The brain activity of bungee jumpers could provide clues for how to turn those cues into commands for robots.

Researchers from the Charité University of Medicine in Berlin are studying the the brains of bungee jumpers to improve human-machine interfaces.

According to the researchers, a bungee jumper experiences a measurable increase in brain activity about one second before he or she decides to jump. The moment is called the “bereitschaftspotential,” or readiness potential. This experiment was the first time the data was successfully captured outside of a lab and in extreme conditions.

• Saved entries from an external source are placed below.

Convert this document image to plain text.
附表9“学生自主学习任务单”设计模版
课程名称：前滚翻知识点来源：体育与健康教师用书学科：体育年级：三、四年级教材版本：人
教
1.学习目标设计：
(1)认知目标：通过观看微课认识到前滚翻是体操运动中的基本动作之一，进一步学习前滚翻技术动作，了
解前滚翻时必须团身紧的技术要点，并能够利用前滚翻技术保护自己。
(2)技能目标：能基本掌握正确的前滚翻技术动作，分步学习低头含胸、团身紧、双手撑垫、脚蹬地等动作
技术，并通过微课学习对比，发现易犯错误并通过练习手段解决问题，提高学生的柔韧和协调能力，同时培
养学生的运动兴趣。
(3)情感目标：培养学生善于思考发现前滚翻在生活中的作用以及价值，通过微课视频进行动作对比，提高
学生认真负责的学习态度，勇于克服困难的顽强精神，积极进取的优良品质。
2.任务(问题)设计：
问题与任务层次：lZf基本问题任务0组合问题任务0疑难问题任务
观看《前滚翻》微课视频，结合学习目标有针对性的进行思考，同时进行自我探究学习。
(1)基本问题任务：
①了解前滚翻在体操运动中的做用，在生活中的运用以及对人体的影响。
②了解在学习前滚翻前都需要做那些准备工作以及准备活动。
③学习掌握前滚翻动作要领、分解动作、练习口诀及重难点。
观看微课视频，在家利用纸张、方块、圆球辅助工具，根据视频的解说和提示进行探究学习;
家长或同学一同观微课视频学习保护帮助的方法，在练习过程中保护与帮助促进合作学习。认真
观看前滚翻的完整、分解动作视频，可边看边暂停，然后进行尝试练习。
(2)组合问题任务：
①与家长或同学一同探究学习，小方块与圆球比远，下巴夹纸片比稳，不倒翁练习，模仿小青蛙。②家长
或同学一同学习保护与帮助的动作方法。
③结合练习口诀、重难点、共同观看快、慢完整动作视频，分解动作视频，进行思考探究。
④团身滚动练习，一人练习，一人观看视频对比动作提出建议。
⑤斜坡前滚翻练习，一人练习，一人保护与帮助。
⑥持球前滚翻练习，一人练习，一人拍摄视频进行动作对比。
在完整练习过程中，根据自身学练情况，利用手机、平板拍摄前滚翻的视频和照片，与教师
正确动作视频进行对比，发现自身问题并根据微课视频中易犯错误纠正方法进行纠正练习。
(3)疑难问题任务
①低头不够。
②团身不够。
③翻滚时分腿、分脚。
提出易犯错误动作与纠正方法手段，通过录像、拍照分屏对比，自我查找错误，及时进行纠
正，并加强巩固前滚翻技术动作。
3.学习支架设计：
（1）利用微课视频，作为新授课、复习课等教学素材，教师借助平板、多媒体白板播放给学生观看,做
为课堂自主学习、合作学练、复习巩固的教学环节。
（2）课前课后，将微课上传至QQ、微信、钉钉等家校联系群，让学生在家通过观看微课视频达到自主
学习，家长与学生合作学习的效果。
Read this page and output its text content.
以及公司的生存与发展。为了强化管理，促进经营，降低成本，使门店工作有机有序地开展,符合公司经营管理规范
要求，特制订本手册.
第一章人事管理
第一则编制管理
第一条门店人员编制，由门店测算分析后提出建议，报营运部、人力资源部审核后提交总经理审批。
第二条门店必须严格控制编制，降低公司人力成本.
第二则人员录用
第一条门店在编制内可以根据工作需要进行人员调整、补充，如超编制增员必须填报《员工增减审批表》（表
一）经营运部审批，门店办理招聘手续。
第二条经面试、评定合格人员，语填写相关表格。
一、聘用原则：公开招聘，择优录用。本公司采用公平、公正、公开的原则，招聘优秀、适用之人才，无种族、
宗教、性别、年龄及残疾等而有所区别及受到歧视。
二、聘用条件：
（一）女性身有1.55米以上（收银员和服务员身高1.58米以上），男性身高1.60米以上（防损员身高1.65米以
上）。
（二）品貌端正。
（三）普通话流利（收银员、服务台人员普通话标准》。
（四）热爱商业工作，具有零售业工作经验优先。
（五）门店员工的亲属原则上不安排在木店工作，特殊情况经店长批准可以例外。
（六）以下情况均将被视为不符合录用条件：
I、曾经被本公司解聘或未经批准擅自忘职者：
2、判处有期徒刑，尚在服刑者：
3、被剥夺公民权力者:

The readiness potential is an electrical voltage shift in the brain. It indicates that a voluntary act is imminent, and it occurs before the person is even aware of their conscious decision to execute this movement.

The researchers strapped electrode caps to the bungee jumpers to take readings before they plunged about 630 feet. The two participants made 30 jumps from the Europa Bridge in Austria.

What is interesting about the study is that the brain activity recorded during the bungee jumps was the same as data recorded from jumps from a height of just one meter. That's right, they had both test subjects also jump 30 times from a height of one meter. So, even though you are afraid in the moments before a potentially life-threatening action, the fear doesn't impact the readiness potential.

Next, the data will be used to develop devices that could give paraplegics and stroke survivors a little more freedom by translating brain activity into control commands for robots or other high-tech devices.